The following synopsis is located on the back cover: “…’The Juice’ offers a wide-ranging investigation of the drugs now being used or contemplated, the athletes who use them, their scientific effects and side effects, the testing procedures, and the impact of drugs on game performance. Will Carroll…also explores the grey area of legal supplements, reviews the law involved in the BALCO case, and speculates on the next generation of performance enhancers that may well include gene therapy. In exclusive interviews he profiles the motives and experiences of professional players, student athletes, and drug creators.”
That just about covers it.
In the Introduction author Will Carroll, in describing his motivation for writing “The Juice”, quotes Alan Schwarz: “’I wrote the book because I wanted to read it. It would have been much easier for me to have gone to the bookstore and bought it, but it wasn’t there.’ …the material that follows is something I could not find, yet wanted to see in print.”
There is information included in “The Juice” that I was not aware of, and didn’t even suspect.
Rob Neyer, of ESPN, is quoted on the front cover: “Don’t say another word about ‘steroids’ until you’ve read ‘The Juice’.” It’s time to treat the problem
Not too long ago I read an on line discussion about the use of Performance Enhancing Drugs (PEDs) in baseball. This was just as I was beginning to read “The Juice”. Gee, all of the points people were getting at in that discussion are presented, clarified &/or answered in “The Juice”.
Along those lines, Allen Barra is quoted on the back cover, thusly: “Everyone talks about steroids, but no one knows anything about them. Will Carroll’s ‘The Juice’ is the first step in our education.” I found Mr. Barra’s quote to be very accurate.
In the Foreword, Alan Schwarz opines: “What Will brings to the steroids issue is calm, measured analysis of a subject that too often drowns in sanctimonious pap.” Once again, a very accurate description of this book.
I found the chapters featuring profiles of various participants in this drama (the player, the tester, the student, and the creator) to be of particular interest. Very enlightening.
Similarly, the chapter titled: “Pre-trial Commotion: The Legal Issues of Steroids and Sports”, which was prepared with the help of Pat Cotter, a white-collar criminal defense attorney from Chicago, I found to be extremely enlightening.
Here are a few of my favorite quotes, from the book:
– “…the issue was never about science, it was about emotion.”
– “Assumption is the marshal of this parade. Fact is stuck somewhere in the back of the ranks.”
– “When does a lifesaving drug become an illegal performance-enhancing drug? That’s a question for the ethicists, but I’ll go as far as saying that the difference lies in intent.”
– “Framing a debate is often a matter of language. Entire books have been written about choosing words carefully, and most of the terms in this particular debate are loaded (no pun intended).”
– “Every son of a bitch in here is on something. Aspirin, Advil, Vioxx, whatever. I have to get spiked (injections of painkillers) just to get on the field.”

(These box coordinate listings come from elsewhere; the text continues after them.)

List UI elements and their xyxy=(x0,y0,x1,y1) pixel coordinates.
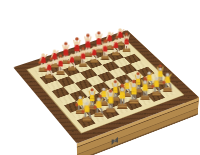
brass-pin xyxy=(133,41,136,42)
product-photo xyxy=(0,0,200,155)
player-figurine-icon xyxy=(78,97,94,125)
clasp-icon xyxy=(111,132,119,142)
brass-pin xyxy=(119,122,122,124)
brass-pin xyxy=(93,132,96,134)
brass-pin xyxy=(71,130,74,132)
piece-black-pawn-a7[interactable] xyxy=(42,57,56,81)
brass-pin xyxy=(30,81,33,83)
brass-pin xyxy=(187,97,190,99)
brass-pin xyxy=(44,98,47,100)
brass-pin xyxy=(59,116,62,118)
brass-pin xyxy=(147,54,150,56)
brass-pin xyxy=(168,104,171,106)
brass-pin xyxy=(176,82,179,84)
player-figurine-icon xyxy=(42,57,56,81)
piece-white-rook-a1[interactable] xyxy=(78,97,94,125)
chess-board xyxy=(13,30,199,143)
brass-pin xyxy=(144,113,147,115)
scene xyxy=(0,0,200,155)
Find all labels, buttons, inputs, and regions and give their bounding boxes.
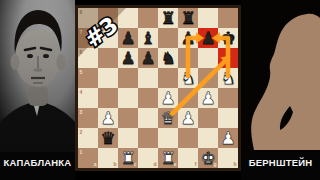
black-player-name: БЕРНШТЕЙН [241, 152, 320, 180]
white-player-name: КАПАБЛАНКА [0, 152, 75, 180]
puzzle-number: #3 [80, 12, 122, 53]
chessboard-frame: hgfedcb1a2345678 ♜♜♟♝♟♟♚♟♟♞♛♞♞♟♟♟♛♟♟♜♜♚ … [75, 5, 241, 171]
arrow-e3-h6 [171, 56, 231, 116]
video-thumbnail: КАПАБЛАНКА hgfedcb1a2345678 ♜♜♟♝♟♟♚♟♟♞♛♞… [0, 0, 320, 180]
arrow-f5-g7 [188, 32, 204, 78]
capablanca-panel: КАПАБЛАНКА [0, 0, 75, 180]
bernstein-panel: БЕРНШТЕЙН [241, 0, 320, 180]
puzzle-number-sticker: #3 [74, 6, 134, 66]
bernstein-silhouette [241, 0, 320, 152]
capablanca-photo [0, 0, 75, 152]
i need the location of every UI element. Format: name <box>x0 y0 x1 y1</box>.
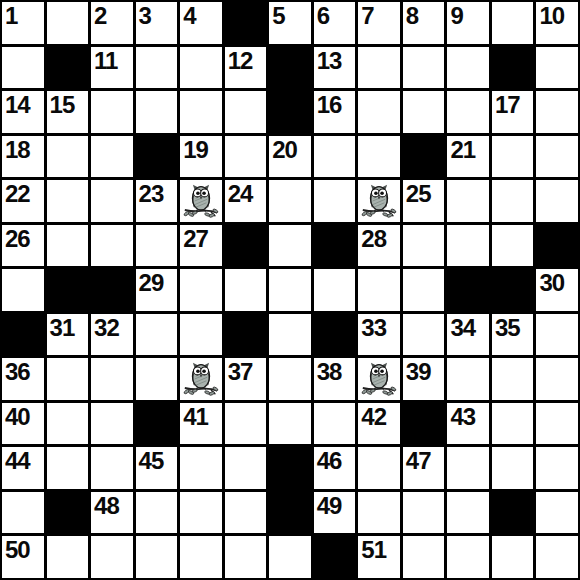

– “De Coubertin, who wrote the Olympic Oath, was an idealist who foresaw the Olympics as an apolitical gathering of pure athletes where the emphasis would be on competing rather than winning. ‘The important thing in life is not the triumph, but the struggle’ was probably his most famous saying. The Baron died in 1937, before the Olympics became the chemically enhanced, political, and commercial circus it has become today.”
– “…it is obvious that baseball players have been involved in chemical warfare…”
– “The first weapon in any battle is knowledge. Consider yourself armed.”
– “But for every good thing a performance-enhancing substance has to offer, it always seems to carry serious baggage.”
– “For Major League Baseball, the message should be loud and clear: Don’t clean up baseball for public relations reasons. Don’t clean it up for the fans. Clean up baseball for the game and for the health of its players.”
– “Used properly, there is a place for supplements. Used improperly, they are at best a waste, at worst a gateway to stronger, more dangerous drugs. This industry is ripe for regulation.”
– “The three greatest motivations are desire to excel, desire for glory, and money – not necessarily in that order.”
– “Remember that drug tests are not as omnipotent as the general public is led to believe.”
I enjoyed reading “The Juice”, because it is factual, rather than speculative.
I recommend “the Juice” to anyone with an interest in drugs, sports, human performance, or just in reading a well written book.
I thank Joe Aiello and Ivan R. Dee, Publisher, for making a copy of “The Juice” available to me for reading and for review.